This plugin implements a Token/Key/Secret based Authentication method for the WordPress REST API

It is compatible with the REST Console and REST Logger plugins.

Note: This plugin requires PHP 5.2 or newer, and requires the WP REST API V2 version 2 or newer

1. You can clone the GitHub repository: https://github.com/chriscct7/wp-api-key-token-auth.git
2. Or download it directly as a ZIP file: https://github.com/chriscct7/wp-api-key-token-auth/archive/master.zip

This will download the latest developer copy of WP API Key Token Authentication.

If you find an issue, let us know here!

This is a developer's portal for WP API Key Token Authentication and should not be used for support.

Anyone is welcome to contribute to WP API Key Token Authentication. Please read the guidelines for contributing to this repository.
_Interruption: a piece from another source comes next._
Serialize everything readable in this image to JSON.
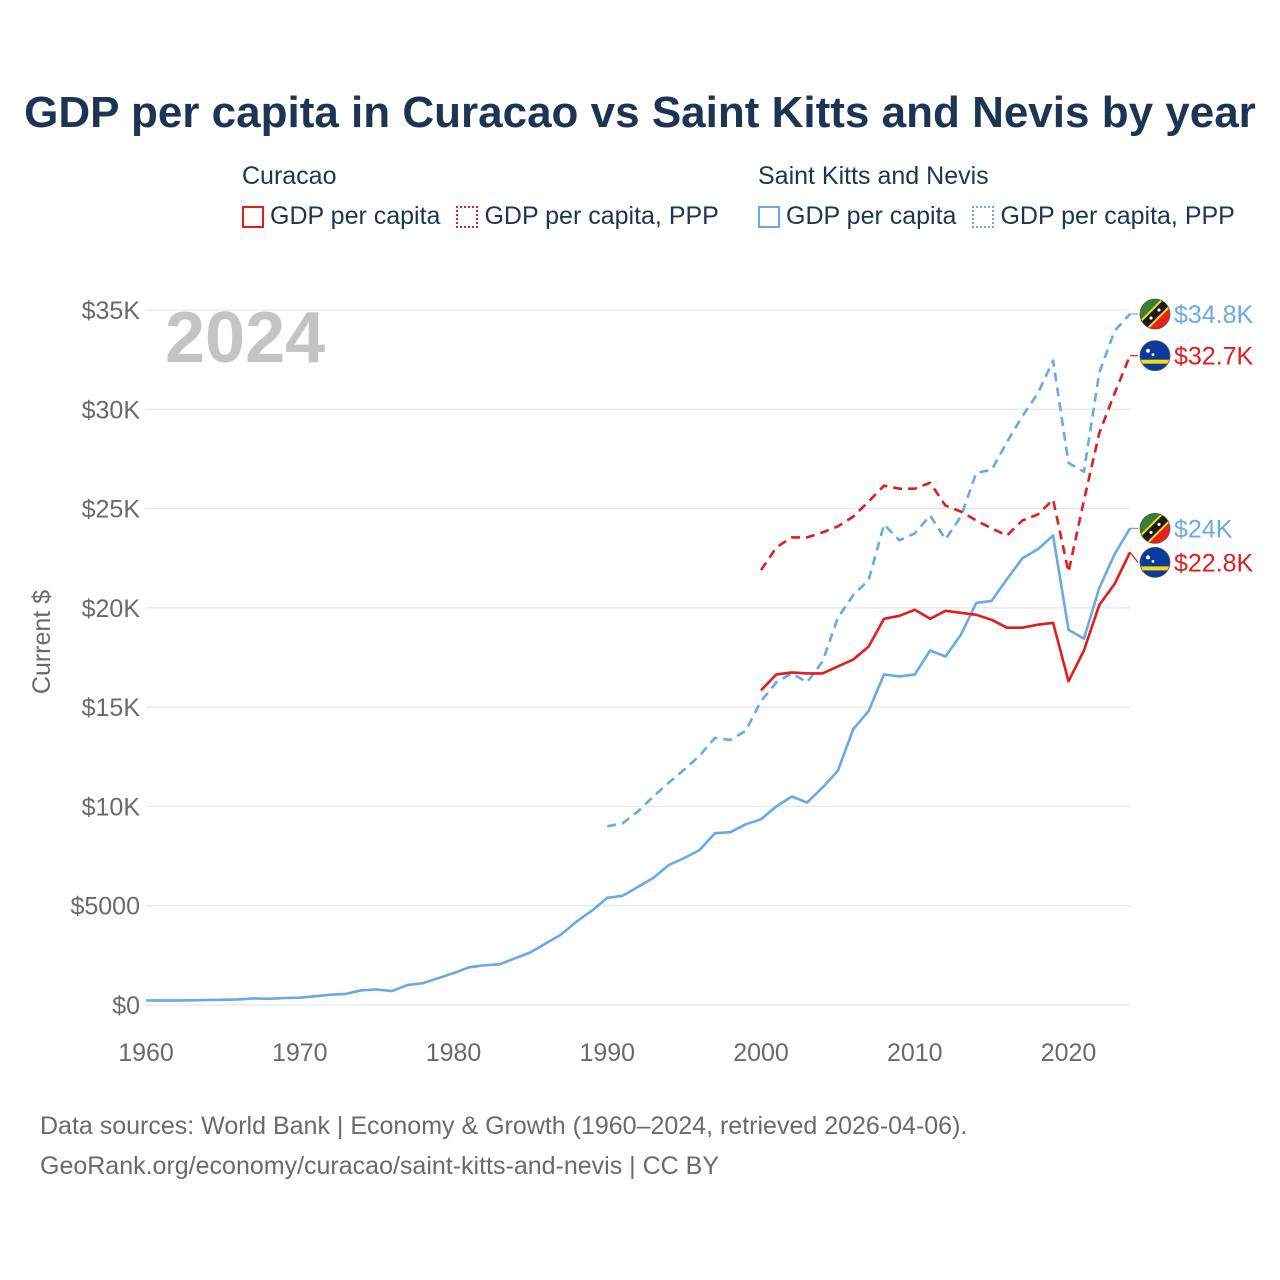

There are various ways you can contribute:

1. Raise an Issue on GitHub
2. Send us a Pull Request with your bug fixes and/or new features
3. Translate WP API Key Token Authentication into different languages
4. Provide feedback and suggestions on enhancements

This project works as a custom authentication route for the WordPress REST API introduced in WordPress 4.4

In order to authenticate as a user, a public token and key must be obtained. To obtain a token for a user, a POST request of the WordPress username and password can be sent to mysite.com/wp-json/auth/v1/token/retrieve, which will return a json encoded array of the user's public token, public key, and user ID if the token exists. If the username and/or password is wrong, a 403 HTTP status error will be returned explaining such. If the user does not have a key/token pair, a 403 HTTP status error will be returned saying such.

If a user does not have an issued key/token pair, one can be obtained by sending a POST request of the WordPress username and password to mysite.com/wp-json/auth/v1/token/generate. If the username and/or password is wrong, a 403 HTTP status error will be returned explaining such. If the user already has a key/token pair, a 403 HTTP status error will be returned saying such.

If you need to validate a key/token pair is still valid, a POST request can be sent to mysite.com/wp-json/auth/v1/token/validate using HTTP basic auth headers of the public token for the username and the public key for the password. If the key and/or token is wrong, a 403 HTTP status error will be returned explaining such.

Further, key/token pairs can be revoked by sending a POST request to mysite.com/wp-json/auth/v1/token/validate using HTTP basic auth headers of the public token for the username and the public key for the password. In addition, a key/token pair can be regenerated (old pair revoked, new pair generated ) by sending a POST request to mysite.com/wp-json/auth/v1/token/validate using HTTP basic auth headers of the public token for the username and the public key for the password with a return of a json encoded array containing the new key and token and the user id.

Our project also considers large website needs by utilizing a WordPress standard database cache layer to make the authentication route more performant.

Finally, our project also allows admins in the WordPress backend to see a table listing all outstanding combinations, and the users they are for. From the table, an admin can add/revoke/regenerate pairs, as well as search for pairs for a user by username. Additionally, these options are available to administrators on a user by user basis on the WordPress edit user screen for a given user, as well as on the profile page for the currently logged in user.

The public key is generated via an md5 hashs of the user email concatenated with the auth_key (a constant string defined by WordPress that is 256 unique characters and varies on every install) concatenated with the unix timestamp at the generation runtime.

The private key similarly is generated identically.

The public token is generated via an MD5 hash of the secret key and the public key concatenated (in that order).

Thus verification is done by hash_equals( md5( $secret . $public ), $token ) (using hash_equals as opposed to === to avoid string comparison timing attacks).

Note: In order to facilitate sharing this part of my senior project, this project was moved from a private WordPress repository used for the whole senior project to a public, and in the process, git history is not available for this repository. Linus Thorvalds sends his regards: torvalds/linux#17 (comment).

Note: Included screenshots show some of the WP API Key Token Authentication endpoints, as well as the administration area.

Note: This was tested on a copy of WordPress pre-API infrastructure merge, using a pre-API infrastructure merge copy of WP-API plugin. It has not been tested since.